Thin: Calculate Reproducing Kernels for Thin Plate Splines
Description
Return a matrix evaluating reproducing kernels for thin plate splines at observed points.
Usage
tp.pseudo(s, u=s, order=2)
tp(s, u=s, order=2)
Arguments
s
a list or matrix of observations. One component, if a list, and one column, if a matrix,
contains observations on one variable. If a list, all components must be of the same length.
u
a list or matrix of observations. If a list, all components must be of the same length. The number
of componets of the list, or the number of column of the matrix must be the same as that for s.
Default is s.
order
an optional integer specifying the order of the thin plate spline.
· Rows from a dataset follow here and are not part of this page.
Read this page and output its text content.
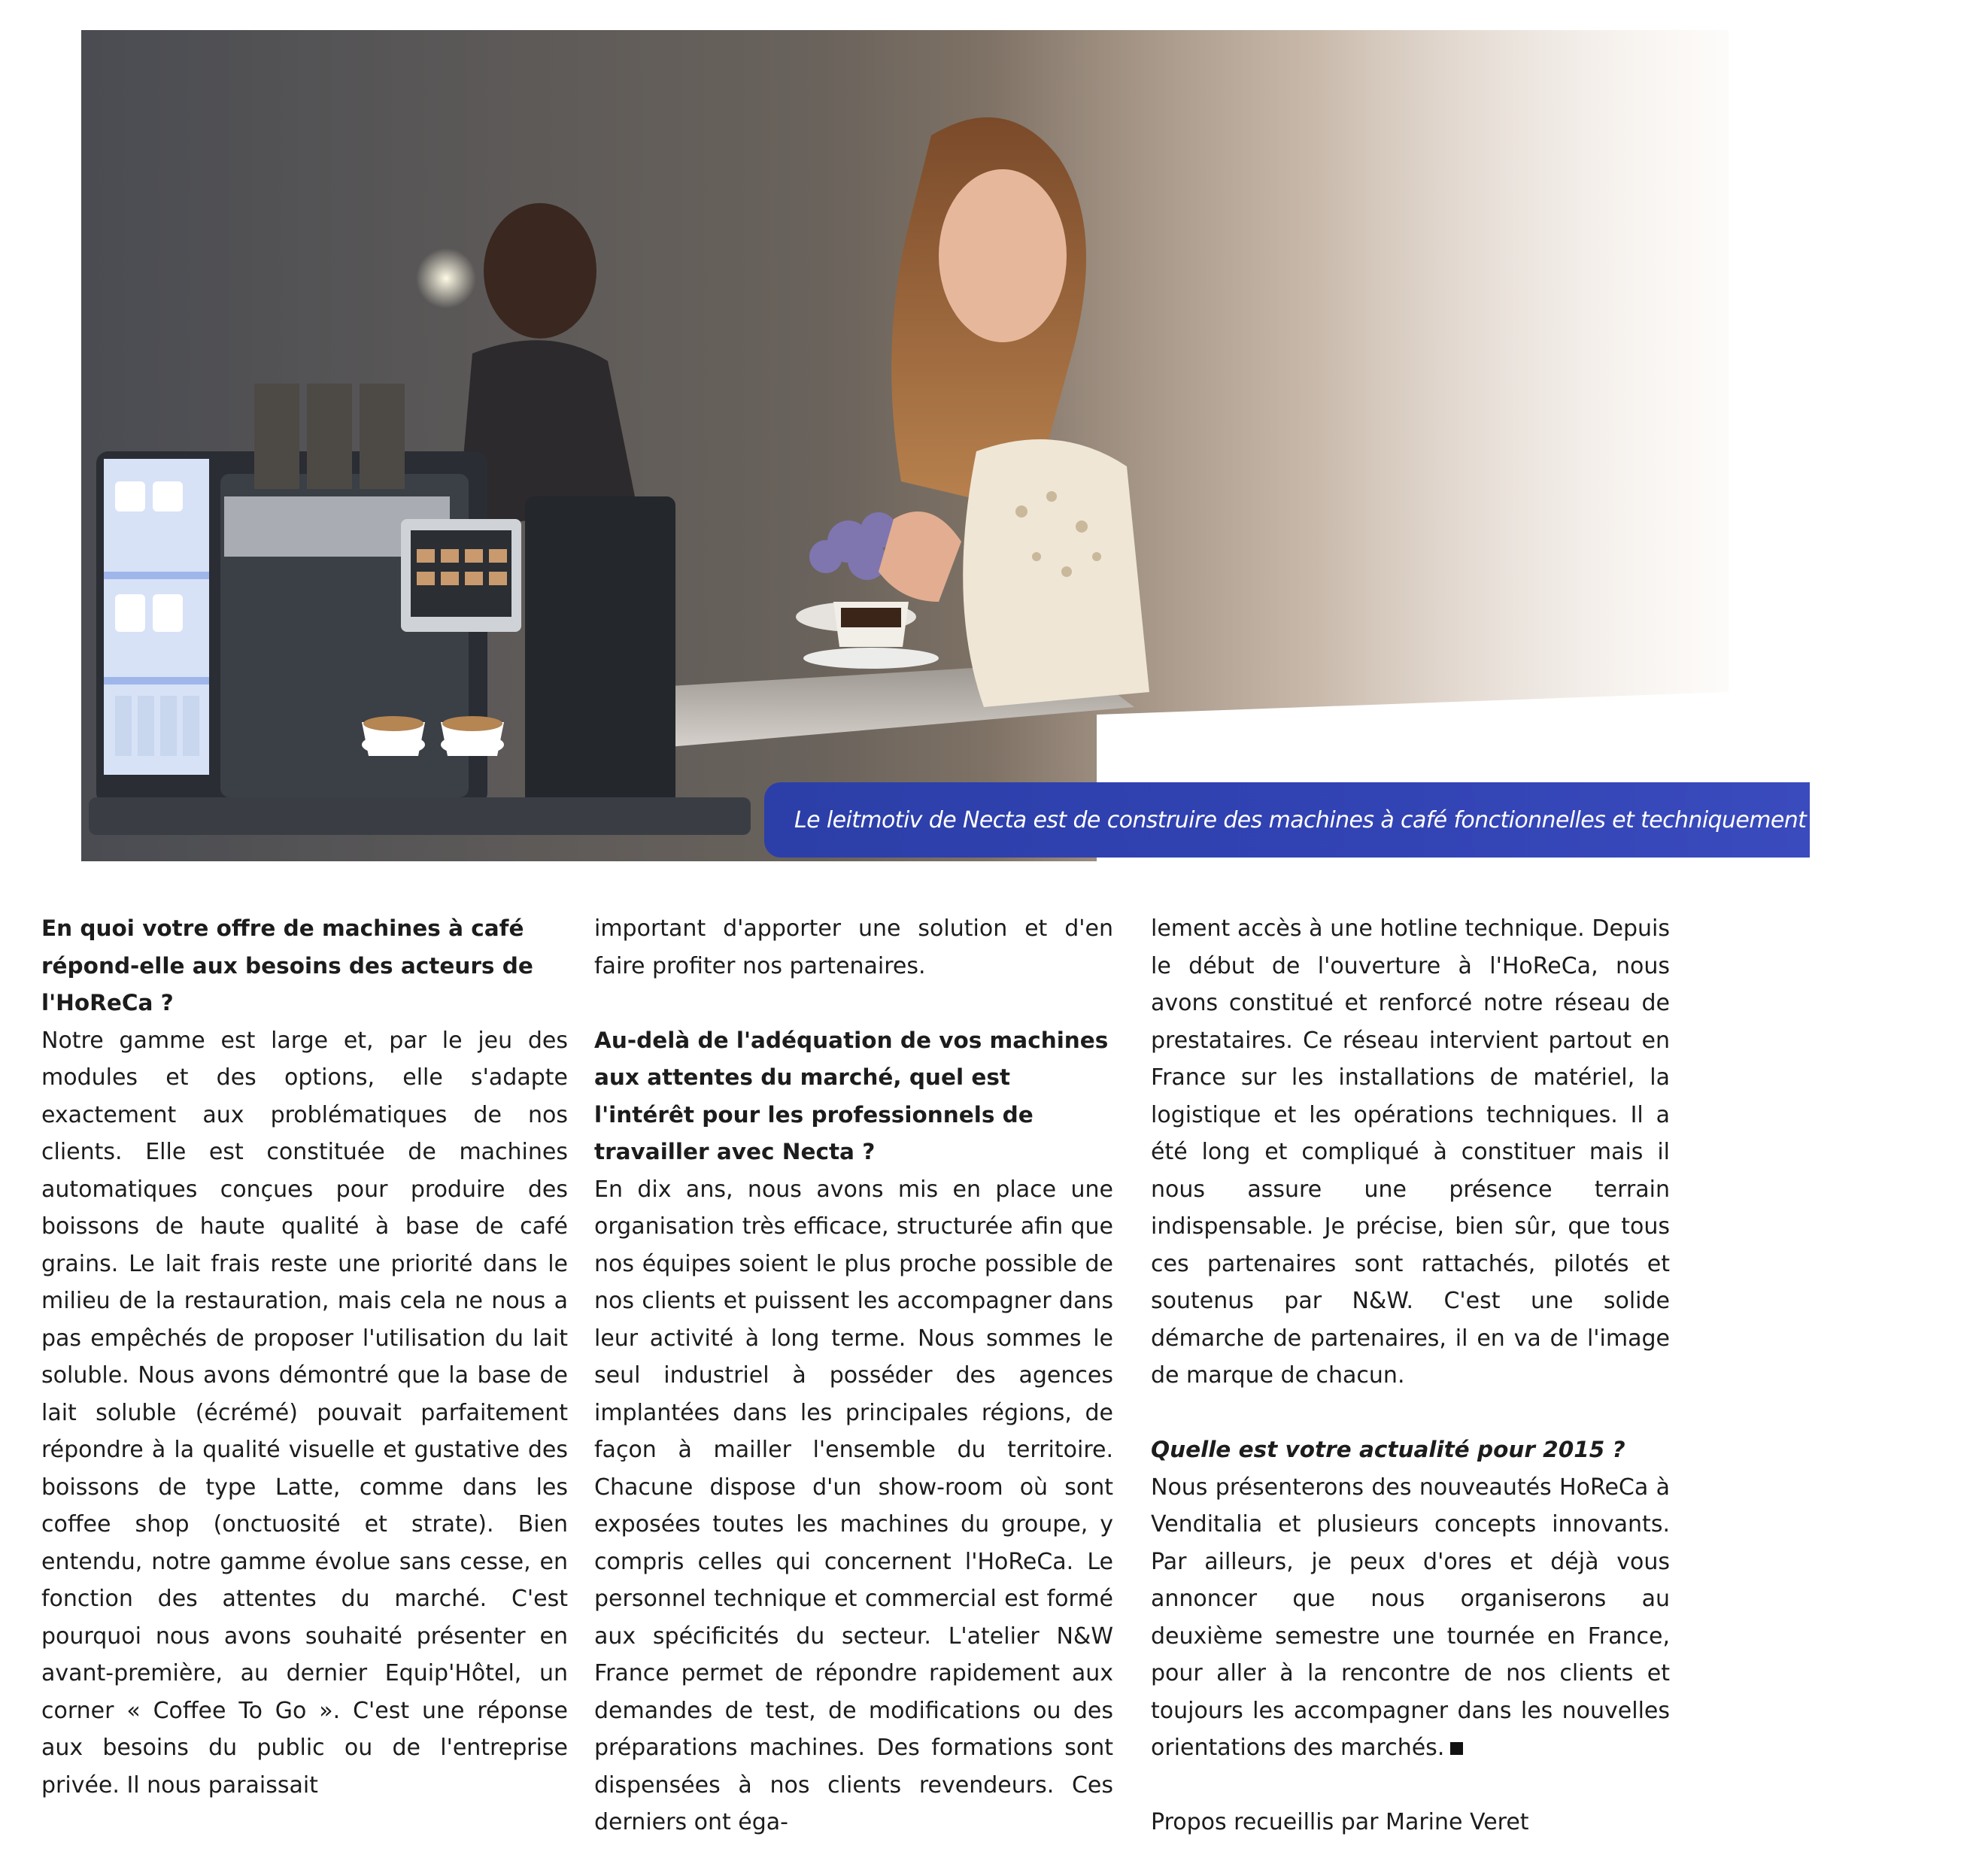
Le leitmotiv de Necta est de construire des machines à café fonctionnelles et techniquement irréprochables.

En quoi votre offre de machines à café répond-elle aux besoins des acteurs de l'HoReCa ?

Notre gamme est large et, par le jeu des modules et des options, elle s'adapte exactement aux problématiques de nos clients. Elle est constituée de machines automatiques conçues pour produire des boissons de haute qualité à base de café grains. Le lait frais reste une priorité dans le milieu de la restauration, mais cela ne nous a pas empêchés de proposer l'utilisation du lait soluble. Nous avons démontré que la base de lait soluble (écrémé) pouvait parfaitement répondre à la qualité visuelle et gustative des boissons de type Latte, comme dans les coffee shop (onctuosité et strate). Bien entendu, notre gamme évolue sans cesse, en fonction des attentes du marché. C'est pourquoi nous avons souhaité présenter en avant-première, au dernier Equip'Hôtel, un corner « Coffee To Go ». C'est une réponse aux besoins du public ou de l'entreprise privée. Il nous paraissait

important d'apporter une solution et d'en faire profiter nos partenaires.

Au-delà de l'adéquation de vos machines aux attentes du marché, quel est l'intérêt pour les professionnels de travailler avec Necta ?

En dix ans, nous avons mis en place une organisation très efficace, structurée afin que nos équipes soient le plus proche possible de nos clients et puissent les accompagner dans leur activité à long terme. Nous sommes le seul industriel à posséder des agences implantées dans les principales régions, de façon à mailler l'ensemble du territoire. Chacune dispose d'un show-room où sont exposées toutes les machines du groupe, y compris celles qui concernent l'HoReCa. Le personnel technique et commercial est formé aux spécificités du secteur. L'atelier N&W France permet de répondre rapidement aux demandes de test, de modifications ou des préparations machines. Des formations sont dispensées à nos clients revendeurs. Ces derniers ont éga-

lement accès à une hotline technique. Depuis le début de l'ouverture à l'HoReCa, nous avons constitué et renforcé notre réseau de prestataires. Ce réseau intervient partout en France sur les installations de matériel, la logistique et les opérations techniques. Il a été long et compliqué à constituer mais il nous assure une présence terrain indispensable. Je précise, bien sûr, que tous ces partenaires sont rattachés, pilotés et soutenus par N&W. C'est une solide démarche de partenaires, il en va de l'image de marque de chacun.

Quelle est votre actualité pour 2015 ?

Nous présenterons des nouveautés HoReCa à Venditalia et plusieurs concepts innovants. Par ailleurs, je peux d'ores et déjà vous annoncer que nous organiserons au deuxième semestre une tournée en France, pour aller à la rencontre de nos clients et toujours les accompagner dans les nouvelles orientations des marchés.

Propos recueillis par Marine Veret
Default is 2. Let d be the
dimension of s (and u). Then order must satisfy $2*order-d>0$.
Value
a matrix with the numbers of row and column equal to the common length of componets or
the number of row of s and t respectively. The [i, j] element is the pseudo or true reproducing kernel
evaluated at the ith element of s and jth element of u.
Details
The pseudo kernel, which is conditional definite positive instead of definite positive, is easy to
calculate, while the true reproducing kernel is complicated. Pseudo Kernels are enough to compute
spline estimates, but to calcualte Bayesian confidnece intervals, the true kernel is required.
References
Wahba, G. (1990). Spline Models for Observational Data. SIAM, Vol. 59.
Gu, C. and Wahba, G (1993). Smoothing Spline ANOVA with component-wise Bayesian confidence intervals.
Journal of Computational and Graphical Statistics 55, 353--368.